Introduction
This essay examines a contractual scenario involving A and B regarding the potential sale of a vintage MGB car, applying the common law principles of contract formation alongside the Ghanaian contract law framework. Using the IRAC (Issue, Rule, Application, Conclusion) method, it advises the parties on whether a valid contract exists. The analysis also considers alternative scenarios where B’s letter does not arrive, B’s answerphone message is not recorded, or B had previously inquired about A’s interest in purchasing the MGB. The purpose is to provide a clear understanding of the legal position, highlighting key differences between common law and Ghanaian law under the Contracts Act, 1961 (Act 25), with a focus on offer, acceptance, and communication.
Issue: Is There a Valid Contract Between A and B?
The central issue is whether a legally binding contract was formed between A and B for the sale of the MGB at GHC15,000.00, considering the sequence of communications and their legal implications under both common law and Ghanaian law. Secondary issues arise from the alternative scenarios affecting communication.
Rule: Legal Principles Governing Contract Formation
Under common law, a contract requires an offer, acceptance, consideration, and intention to create legal relations. An offer is a clear proposal to contract on specified terms (Carlill v Carbolic Smoke Ball Co, 1893), while acceptance must be an unqualified agreement to those terms. Communication of acceptance is generally required, though the postal rule dictates that acceptance is effective upon posting if sent by mail (Adams v Lindsell, 1818). However, for instantaneous methods like telephone messages, acceptance is effective only when received (Entores v Miles Far East Corp, 1955).
In Ghana, the Contracts Act, 1961 (Act 25) codifies many common law principles but with adaptations. Section 2 defines a contract as an agreement enforceable by law, requiring offer, acceptance, and consideration. Notably, under Section 7, acceptance must be communicated to the offeror unless the offer specifies otherwise. Ghanaian law does not strictly adhere to the postal rule unless explicitly stated in case law or statute.
Application: Analysis of the Original Scenario
Applying these rules, A’s letter on 6 May constitutes a clear offer to buy the MGB for GHC15,000.00. B’s answerphone message on 7 May, stating “Sure, provided you pay cash,” appears to be a conditional acceptance, arguably introducing a new term (cash payment). Under common law, this might be construed as a counter-offer, negating the original offer (Hyde v Wrench, 1840). However, if interpreted as acceptance with a mere request for clarification, it could be binding if A agrees. Crucially, since A did not hear the message before B’s revocation letter arrived on 8 May, communication of acceptance did not occur under either common law or Ghanaian law (Section 7, Contracts Act, 1961). B’s letter revoking the potential agreement was received before any acceptance was communicated, meaning no contract was formed.

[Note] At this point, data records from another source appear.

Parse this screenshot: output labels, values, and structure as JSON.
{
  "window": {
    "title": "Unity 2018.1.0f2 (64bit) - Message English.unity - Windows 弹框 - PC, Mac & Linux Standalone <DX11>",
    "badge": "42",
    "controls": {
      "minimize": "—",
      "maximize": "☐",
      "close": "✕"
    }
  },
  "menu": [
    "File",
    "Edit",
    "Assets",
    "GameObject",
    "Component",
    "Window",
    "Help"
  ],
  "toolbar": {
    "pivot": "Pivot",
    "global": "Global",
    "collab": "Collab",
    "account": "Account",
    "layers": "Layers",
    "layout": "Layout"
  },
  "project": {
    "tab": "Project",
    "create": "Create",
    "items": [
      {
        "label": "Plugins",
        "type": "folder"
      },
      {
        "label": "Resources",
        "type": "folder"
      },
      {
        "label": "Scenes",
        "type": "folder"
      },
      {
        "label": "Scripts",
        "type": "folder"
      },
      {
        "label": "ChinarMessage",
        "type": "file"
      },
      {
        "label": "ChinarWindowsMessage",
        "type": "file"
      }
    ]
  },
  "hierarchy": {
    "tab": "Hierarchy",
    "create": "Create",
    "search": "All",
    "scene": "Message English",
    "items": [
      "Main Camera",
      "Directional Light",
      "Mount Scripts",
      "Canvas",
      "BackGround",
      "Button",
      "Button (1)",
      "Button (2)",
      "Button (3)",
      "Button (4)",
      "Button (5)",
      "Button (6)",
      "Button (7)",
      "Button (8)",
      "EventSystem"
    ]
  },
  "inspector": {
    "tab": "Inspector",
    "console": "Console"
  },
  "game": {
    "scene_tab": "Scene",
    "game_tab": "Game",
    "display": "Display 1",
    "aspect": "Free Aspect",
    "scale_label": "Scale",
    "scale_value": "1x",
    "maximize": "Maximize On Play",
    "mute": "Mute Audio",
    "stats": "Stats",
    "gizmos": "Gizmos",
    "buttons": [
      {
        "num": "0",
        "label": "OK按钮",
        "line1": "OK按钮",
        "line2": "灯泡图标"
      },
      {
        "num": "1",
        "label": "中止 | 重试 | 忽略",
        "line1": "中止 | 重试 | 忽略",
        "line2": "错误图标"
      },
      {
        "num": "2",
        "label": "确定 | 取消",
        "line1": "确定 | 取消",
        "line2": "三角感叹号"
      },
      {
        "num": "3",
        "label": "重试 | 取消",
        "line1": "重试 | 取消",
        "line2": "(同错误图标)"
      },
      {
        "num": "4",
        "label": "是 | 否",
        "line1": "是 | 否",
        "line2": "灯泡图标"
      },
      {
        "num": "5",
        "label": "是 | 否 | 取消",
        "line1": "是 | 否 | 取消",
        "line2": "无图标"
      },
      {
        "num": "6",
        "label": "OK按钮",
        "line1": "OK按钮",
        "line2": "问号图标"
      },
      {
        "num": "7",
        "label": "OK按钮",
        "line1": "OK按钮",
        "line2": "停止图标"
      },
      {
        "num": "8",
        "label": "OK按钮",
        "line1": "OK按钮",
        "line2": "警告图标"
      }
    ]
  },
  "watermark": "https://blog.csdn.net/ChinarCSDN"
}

Under Ghanaian law, the result aligns, as Section 7 requires communication of acceptance. Without A receiving B’s message, there is no agreement. Thus, B’s revocation is effective, and no contract exists.
Alternative Scenarios: Impact on Advice
Scenario i: B’s Letter Never Arrived
If B’s revocation letter never arrived, the situation remains unchanged. Since A did not hear B’s answerphone message, acceptance was not communicated. Under both common law and Ghanaian law, no contract exists because the requirement for communication of acceptance remains unmet (Entores v Miles Far East Corp, 1955; Section 7, Contracts Act, 1961).

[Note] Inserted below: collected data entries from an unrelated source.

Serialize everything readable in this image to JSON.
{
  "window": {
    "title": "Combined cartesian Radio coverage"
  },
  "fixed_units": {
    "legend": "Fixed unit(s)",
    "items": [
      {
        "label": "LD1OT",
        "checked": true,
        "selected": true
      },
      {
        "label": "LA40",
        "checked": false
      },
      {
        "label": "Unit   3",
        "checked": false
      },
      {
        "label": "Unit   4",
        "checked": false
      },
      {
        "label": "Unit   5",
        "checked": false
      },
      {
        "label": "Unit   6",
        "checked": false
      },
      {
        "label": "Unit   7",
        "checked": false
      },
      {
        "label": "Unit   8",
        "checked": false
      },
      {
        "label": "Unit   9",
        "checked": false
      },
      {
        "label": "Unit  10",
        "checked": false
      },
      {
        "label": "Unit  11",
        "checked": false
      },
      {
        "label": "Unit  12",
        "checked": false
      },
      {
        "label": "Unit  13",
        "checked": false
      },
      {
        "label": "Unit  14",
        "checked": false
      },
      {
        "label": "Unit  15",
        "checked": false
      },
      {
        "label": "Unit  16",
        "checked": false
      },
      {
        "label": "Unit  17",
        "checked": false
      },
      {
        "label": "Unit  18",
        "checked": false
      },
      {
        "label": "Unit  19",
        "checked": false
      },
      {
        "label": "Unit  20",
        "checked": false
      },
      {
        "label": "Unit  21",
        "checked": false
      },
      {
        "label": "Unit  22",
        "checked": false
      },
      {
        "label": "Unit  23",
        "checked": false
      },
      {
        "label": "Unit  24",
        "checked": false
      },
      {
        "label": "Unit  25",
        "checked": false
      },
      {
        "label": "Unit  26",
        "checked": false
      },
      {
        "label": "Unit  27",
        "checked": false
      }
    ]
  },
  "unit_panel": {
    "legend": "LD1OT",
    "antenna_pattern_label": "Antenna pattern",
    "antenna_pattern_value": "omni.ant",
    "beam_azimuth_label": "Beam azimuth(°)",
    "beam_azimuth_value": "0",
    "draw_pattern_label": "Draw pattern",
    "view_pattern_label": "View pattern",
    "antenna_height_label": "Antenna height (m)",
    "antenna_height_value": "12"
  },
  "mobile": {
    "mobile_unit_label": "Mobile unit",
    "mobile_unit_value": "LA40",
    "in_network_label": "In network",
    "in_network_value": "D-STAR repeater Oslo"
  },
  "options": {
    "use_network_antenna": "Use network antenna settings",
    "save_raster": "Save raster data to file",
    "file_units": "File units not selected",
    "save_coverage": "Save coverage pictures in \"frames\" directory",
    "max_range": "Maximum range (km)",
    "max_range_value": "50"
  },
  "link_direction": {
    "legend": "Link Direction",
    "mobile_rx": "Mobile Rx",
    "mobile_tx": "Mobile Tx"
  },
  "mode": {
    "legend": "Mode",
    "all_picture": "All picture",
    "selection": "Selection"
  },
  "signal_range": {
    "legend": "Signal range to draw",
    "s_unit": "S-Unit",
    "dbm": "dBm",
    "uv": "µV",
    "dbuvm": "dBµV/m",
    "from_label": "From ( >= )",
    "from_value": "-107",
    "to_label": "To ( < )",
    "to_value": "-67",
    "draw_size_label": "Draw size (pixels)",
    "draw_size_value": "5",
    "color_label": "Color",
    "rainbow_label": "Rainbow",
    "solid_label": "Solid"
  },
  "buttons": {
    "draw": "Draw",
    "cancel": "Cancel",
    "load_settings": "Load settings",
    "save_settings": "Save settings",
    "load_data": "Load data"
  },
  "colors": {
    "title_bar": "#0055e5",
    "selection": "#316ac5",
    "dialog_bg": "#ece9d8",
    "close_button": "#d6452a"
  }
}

Scenario ii: B’s Message Not Recorded Due to Fault
If B’s message was not recorded due to a fault on A’s answerphone, the outcome is identical. Acceptance must be communicated and received, which did not happen. Therefore, no contract is formed under either legal framework, as the fault does not shift responsibility to B.

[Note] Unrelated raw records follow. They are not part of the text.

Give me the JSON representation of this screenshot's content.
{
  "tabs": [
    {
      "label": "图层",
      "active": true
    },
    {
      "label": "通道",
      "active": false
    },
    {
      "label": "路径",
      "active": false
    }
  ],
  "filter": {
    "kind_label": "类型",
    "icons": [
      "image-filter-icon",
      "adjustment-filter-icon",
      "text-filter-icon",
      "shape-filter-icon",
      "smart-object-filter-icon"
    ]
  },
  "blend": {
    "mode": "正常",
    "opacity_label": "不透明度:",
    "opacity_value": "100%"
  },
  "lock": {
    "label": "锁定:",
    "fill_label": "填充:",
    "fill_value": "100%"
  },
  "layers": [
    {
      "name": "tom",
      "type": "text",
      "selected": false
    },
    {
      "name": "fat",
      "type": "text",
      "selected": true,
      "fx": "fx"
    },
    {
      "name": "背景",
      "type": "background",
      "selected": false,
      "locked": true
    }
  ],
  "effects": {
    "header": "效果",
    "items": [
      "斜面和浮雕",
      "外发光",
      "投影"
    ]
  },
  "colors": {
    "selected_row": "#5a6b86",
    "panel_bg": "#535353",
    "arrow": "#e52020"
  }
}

Scenario iii: B’s Inquiry on 5 May
If B had asked A on 5 May if he wanted to buy the MGB, this would typically be considered an invitation to treat, not an offer (Harvey v Facey, 1893). A’s subsequent letter on 6 May would remain the offer, and the analysis above applies. No contract is formed due to lack of communicated acceptance before revocation.
Conclusion
In conclusion, under both common law and Ghanaian contract law, no binding contract exists between A and B in the original scenario or any alternative scenarios, primarily due to the lack of communicated acceptance before B’s revocation. The analysis highlights the importance of effective communication in contract formation, a principle consistently upheld in both jurisdictions. The slight variations between common law (e.g., postal rule nuances) and Ghanaian law (emphasis on communication per Section 7) do not alter the outcome here. This case underscores the need for parties to ensure clarity and timely receipt of communications to avoid such disputes, a lesson applicable in practical contract negotiations.
References
- Adams v Lindsell (1818) 1 B & Ald 681.
- Carlill v Carbolic Smoke Ball Co [1893] 1 QB 256.
- Entores Ltd v Miles Far East Corporation [1955] 2 QB 327.
- Harvey v Facey [1893] UKPC 1.
- Hyde v Wrench (1840) 49 ER 132.
- Ghana Contracts Act, 1961 (Act 25), Government of Ghana.